イディンと出掛けたミュラキスは森に入った所で成長期特有の魔力の暴発が起きてしまった。

とは言っても、人族では無いミュラキスの暴発は激しい震えと痙攣、そして一気に魔力の放出をすると虚脱感から眠りに落ちるだけだ。


しかし、側にいたイディンに異変が起きる。

一気に放出された魔力にあてられ、体内の魔力器官が魔力の枯渇を感じ周囲の魔素を吸収し始めた。

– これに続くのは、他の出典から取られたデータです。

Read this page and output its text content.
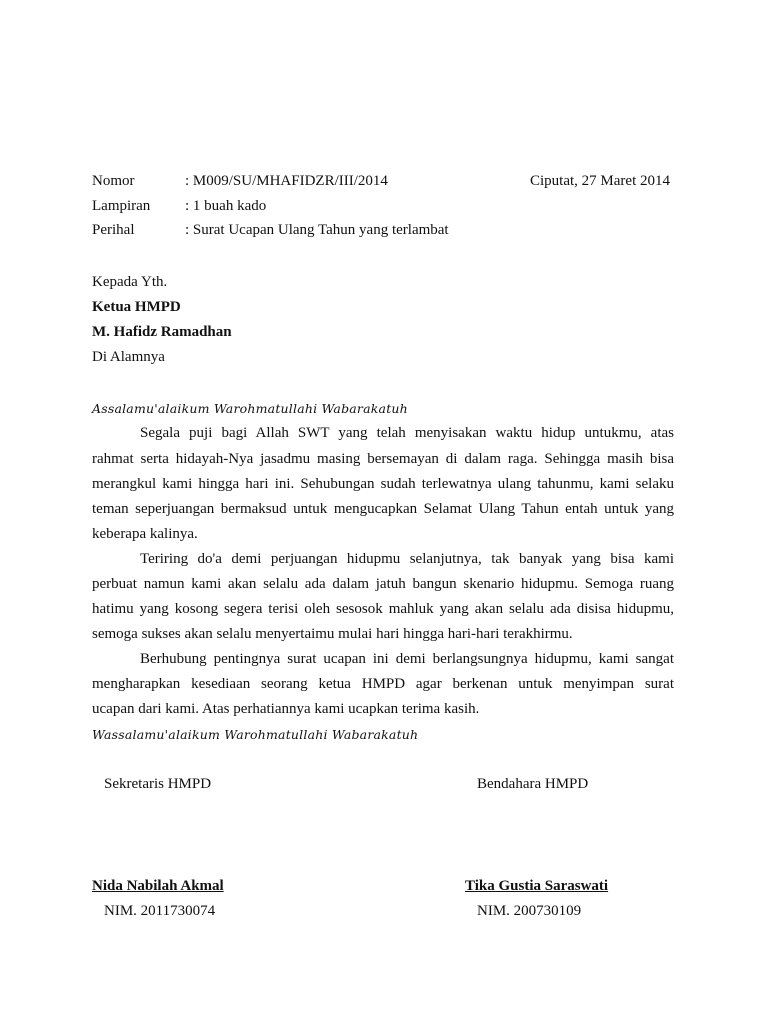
Nomor	: M009/SU/MHAFIDZR/III/2014	Ciputat, 27 Maret 2014
Lampiran : 1 buah kado
Perihal	: Surat Ucapan Ulang Tahun yang terlambat
Kepada Yth.
Ketua HMPD
M. Hafidz Ramadhan
Di Alamnya
Assalamu'alaikum Warohmatullahi Wabarakatuh
Segala puji bagi Allah SWT yang telah menyisakan waktu hidup untukmu, atas
rahmat serta hidayah-Nya jasadmu masing bersemayan di dalam raga. Sehingga masih bisa
merangkul kami hingga hari ini. Sehubungan sudah terlewatnya ulang tahunmu, kami selaku
teman seperjuangan bermaksud untuk mengucapkan Selamat Ulang Tahun entah untuk yang
keberapa kalinya.
Teriring do'a demi perjuangan hidupmu selanjutnya, tak banyak yang bisa kami
perbuat namun kami akan selalu ada dalam jatuh bangun skenario hidupmu. Semoga ruang
hatimu yang kosong segera terisi oleh sesosok mahluk yang akan selalu ada disisa hidupmu,
semoga sukses akan selalu menyertaimu mulai hari hingga hari-hari terakhirmu.
Berhubung pentingnya surat ucapan ini demi berlangsungnya hidupmu, kami sangat
mengharapkan kesediaan seorang ketua HMPD agar berkenan untuk menyimpan surat
ucapan dari kami. Atas perhatiannya kami ucapkan terima kasih.
Wassalamu'alaikum Warohmatullahi Wabarakatuh
Sekretaris HMPD	Bendahara HMPD
Nida Nabilah Akmal	Tika Gustia Saraswati
NIM. 2011730074	NIM. 200730109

際限なく吸収される魔素は魔力へと変換され体内に蓄積されていく。

そして、まだ幼いイディンの身体はそれに耐えきれず倒れた。


『僕・・・し、しばらく出掛けたらダメだって・・言われてたのに・・・ごめんなさい・・・』


ミュラキスは号泣すると崩れる様に倒れ眠りの底に沈んだ。



一方、聖なる泉では、部屋の中央にある泉にイディンが寝かされていた。


『どれほどの時間がかかるか判らんぞ、十年百年・・・それ以上かもしれぬな』


長い髪を床に散し這わせた姿の少年がロキルを見る。


『俺もティファも覚悟している。リペア、イディンを頼む』


『最善を尽くそう・・・安心して妾に任せておくがいい』


リペアと呼ばれた少年は自信の身体を浮かせるとイディンの頭上へ移動した。



その後六十九年間イディンは聖なる泉で眠り続ける事となる。


イディンが目覚める二十二年前に、大賢者ロキルと聖母ティファンがカドリアーナ共和国から姿を消し消息不明。


その後彼が目覚めるまでの間、共和国の維持と大陸の管理はミュラキスが、後悔の念を胸に懸命に代理をしたのだった。


長い説明話ばかりになってしまってます。

今回も読んで頂き有難うございました。